We have two pieces of software used in AcousticBrainz - Essentia is used to compute the low level information (your point 1.), and Gaia is used for the machine learning component.
The tools are used in each component like this:
1. Essentia - create low-level data
2. Gaia - train models using a dataset of low-level data and the SVM algorithm
3. Essentia [essentia_streaming_extractor_music_svm program] + gaia [SVM library] - use the computed models from 2. and the low-level data from 1. to create high-level data
4. Confusion matrices don't use any special libraries - we just have some python code in the gaia package which uses the ground-truth from a dataset, and the freshly computed high-level data and compares them.

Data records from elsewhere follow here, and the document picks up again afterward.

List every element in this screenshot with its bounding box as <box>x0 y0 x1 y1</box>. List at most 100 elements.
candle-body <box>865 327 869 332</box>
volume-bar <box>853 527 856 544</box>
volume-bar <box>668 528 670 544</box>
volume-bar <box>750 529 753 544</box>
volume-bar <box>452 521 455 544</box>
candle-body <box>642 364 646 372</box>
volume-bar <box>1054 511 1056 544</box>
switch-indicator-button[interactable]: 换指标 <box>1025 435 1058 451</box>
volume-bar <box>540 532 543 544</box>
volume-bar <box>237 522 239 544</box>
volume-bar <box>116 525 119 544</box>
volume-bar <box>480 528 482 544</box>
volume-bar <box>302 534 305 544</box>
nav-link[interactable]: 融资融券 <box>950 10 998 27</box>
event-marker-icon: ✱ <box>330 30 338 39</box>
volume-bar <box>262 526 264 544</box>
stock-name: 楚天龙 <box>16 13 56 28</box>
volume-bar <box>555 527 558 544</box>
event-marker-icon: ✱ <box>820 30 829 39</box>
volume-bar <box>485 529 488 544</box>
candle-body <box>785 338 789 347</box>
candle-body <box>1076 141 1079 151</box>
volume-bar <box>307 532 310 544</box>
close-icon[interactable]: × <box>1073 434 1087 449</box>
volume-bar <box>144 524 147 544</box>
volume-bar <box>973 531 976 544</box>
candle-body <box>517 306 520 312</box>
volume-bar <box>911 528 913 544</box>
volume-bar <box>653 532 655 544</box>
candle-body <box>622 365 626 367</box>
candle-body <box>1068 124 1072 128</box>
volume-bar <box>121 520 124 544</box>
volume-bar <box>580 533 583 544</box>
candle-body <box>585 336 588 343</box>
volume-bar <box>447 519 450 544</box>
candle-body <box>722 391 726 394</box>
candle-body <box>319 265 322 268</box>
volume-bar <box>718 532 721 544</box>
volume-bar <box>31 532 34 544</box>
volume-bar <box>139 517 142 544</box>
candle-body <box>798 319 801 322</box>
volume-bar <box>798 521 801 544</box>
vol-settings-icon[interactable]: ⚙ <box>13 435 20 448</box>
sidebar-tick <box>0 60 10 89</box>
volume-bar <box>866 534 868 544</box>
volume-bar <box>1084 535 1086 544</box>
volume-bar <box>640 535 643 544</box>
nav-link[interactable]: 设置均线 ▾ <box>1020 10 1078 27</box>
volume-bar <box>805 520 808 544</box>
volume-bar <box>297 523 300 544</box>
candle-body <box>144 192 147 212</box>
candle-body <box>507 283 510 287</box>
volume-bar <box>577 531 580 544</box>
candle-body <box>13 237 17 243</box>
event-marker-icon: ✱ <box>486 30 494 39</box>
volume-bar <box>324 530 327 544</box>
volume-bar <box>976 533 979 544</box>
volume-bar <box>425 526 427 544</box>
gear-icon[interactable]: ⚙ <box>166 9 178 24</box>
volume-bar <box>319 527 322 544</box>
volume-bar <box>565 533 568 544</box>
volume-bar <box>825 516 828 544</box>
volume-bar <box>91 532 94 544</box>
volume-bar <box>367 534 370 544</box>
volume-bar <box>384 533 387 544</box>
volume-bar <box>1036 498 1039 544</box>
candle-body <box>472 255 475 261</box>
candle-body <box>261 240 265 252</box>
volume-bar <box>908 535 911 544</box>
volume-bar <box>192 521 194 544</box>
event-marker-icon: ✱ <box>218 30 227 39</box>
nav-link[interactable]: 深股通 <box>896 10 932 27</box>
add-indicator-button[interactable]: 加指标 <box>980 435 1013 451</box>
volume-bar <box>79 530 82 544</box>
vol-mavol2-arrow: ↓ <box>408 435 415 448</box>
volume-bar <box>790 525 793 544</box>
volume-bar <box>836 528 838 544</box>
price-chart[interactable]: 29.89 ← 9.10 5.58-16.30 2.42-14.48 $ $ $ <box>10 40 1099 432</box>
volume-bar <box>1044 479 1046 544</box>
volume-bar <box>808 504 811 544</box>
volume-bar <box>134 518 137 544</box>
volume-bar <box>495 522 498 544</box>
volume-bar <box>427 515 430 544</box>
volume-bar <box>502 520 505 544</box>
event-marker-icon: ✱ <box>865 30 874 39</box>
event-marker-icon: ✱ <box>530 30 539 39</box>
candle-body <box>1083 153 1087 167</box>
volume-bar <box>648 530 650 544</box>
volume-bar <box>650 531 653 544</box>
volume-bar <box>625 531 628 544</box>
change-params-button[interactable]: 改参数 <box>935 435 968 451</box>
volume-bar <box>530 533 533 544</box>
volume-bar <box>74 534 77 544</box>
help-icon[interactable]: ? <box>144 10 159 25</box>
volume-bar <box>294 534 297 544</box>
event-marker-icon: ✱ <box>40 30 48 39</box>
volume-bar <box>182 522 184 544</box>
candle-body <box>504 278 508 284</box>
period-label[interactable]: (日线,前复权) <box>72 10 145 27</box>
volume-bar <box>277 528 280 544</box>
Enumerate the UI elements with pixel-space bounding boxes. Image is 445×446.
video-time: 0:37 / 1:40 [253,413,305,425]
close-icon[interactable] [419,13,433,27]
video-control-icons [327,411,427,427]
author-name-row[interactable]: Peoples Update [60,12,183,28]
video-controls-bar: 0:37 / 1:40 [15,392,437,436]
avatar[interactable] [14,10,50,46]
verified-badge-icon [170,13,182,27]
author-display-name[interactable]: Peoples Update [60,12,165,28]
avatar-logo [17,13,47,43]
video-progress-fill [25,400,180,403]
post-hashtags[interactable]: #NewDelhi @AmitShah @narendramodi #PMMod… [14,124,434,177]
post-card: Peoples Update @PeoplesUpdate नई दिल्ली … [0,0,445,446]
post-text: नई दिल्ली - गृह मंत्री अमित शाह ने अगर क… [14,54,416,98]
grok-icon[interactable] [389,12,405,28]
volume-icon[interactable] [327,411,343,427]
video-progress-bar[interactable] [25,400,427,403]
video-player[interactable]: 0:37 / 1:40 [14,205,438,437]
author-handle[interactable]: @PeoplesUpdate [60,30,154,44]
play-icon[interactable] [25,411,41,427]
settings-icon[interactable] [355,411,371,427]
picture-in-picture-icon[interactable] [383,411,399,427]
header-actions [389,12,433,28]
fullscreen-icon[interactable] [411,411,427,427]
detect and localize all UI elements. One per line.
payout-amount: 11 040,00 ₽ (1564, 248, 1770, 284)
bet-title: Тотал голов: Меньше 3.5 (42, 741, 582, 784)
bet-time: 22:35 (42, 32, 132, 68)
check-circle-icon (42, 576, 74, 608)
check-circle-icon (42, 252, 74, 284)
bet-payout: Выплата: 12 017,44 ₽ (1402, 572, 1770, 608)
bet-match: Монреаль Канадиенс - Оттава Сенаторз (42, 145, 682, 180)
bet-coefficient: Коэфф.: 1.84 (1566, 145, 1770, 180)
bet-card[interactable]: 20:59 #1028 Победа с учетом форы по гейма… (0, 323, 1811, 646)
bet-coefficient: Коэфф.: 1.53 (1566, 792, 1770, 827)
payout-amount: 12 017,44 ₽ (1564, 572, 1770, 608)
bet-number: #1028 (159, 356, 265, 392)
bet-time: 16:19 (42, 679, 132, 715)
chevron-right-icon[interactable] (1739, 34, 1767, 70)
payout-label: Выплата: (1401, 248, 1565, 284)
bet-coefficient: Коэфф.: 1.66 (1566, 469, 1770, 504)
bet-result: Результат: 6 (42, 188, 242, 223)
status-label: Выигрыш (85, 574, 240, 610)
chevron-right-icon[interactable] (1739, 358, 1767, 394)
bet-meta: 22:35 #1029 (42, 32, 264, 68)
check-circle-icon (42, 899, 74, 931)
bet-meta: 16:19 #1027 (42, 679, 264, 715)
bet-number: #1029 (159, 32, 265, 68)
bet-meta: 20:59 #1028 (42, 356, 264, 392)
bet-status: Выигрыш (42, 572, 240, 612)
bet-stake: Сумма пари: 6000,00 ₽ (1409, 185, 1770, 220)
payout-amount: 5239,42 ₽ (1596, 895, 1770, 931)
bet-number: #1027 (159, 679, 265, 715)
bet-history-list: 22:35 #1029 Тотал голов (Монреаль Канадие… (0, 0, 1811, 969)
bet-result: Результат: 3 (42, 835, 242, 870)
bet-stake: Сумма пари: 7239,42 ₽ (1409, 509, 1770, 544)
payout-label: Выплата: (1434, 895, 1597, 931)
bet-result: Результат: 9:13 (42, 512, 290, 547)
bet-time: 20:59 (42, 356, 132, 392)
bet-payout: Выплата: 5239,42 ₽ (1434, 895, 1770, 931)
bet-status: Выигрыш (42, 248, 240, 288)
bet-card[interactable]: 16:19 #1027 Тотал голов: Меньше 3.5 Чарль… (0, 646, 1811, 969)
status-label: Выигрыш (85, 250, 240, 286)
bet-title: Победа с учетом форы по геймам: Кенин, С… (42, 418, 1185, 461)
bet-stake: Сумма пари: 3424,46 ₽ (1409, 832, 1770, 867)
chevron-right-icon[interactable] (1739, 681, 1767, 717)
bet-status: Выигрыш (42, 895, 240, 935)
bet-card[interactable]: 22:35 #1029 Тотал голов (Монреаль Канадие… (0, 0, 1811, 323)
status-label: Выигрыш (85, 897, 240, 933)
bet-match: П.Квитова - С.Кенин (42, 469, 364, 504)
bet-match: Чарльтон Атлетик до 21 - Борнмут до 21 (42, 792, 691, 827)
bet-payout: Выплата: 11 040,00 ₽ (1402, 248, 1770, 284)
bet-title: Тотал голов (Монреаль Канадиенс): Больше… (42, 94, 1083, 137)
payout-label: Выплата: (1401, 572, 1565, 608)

My expectation is that the scope of this project would cover 2-4. The idea is to no longer have to install gaia. Instead we will have another package (perhaps part of acousticbrainz-server, but probably an external dependency) written in python which does these steps.
We already made a start at this here: https://github.com/MTG/acousticbrainz-sklearn
Feel free to take a look at the code and ask if you have any questions.
We have two other people actively working on this task as well. This means that during the proposal period we will have to work closely to work out which tasks potential students can do, and which tasks will be done by others. Please feel free to read the tickets on the repository which I posted above, and start asking questions about specific implementation details. From there we can work out what a good split of tasks is.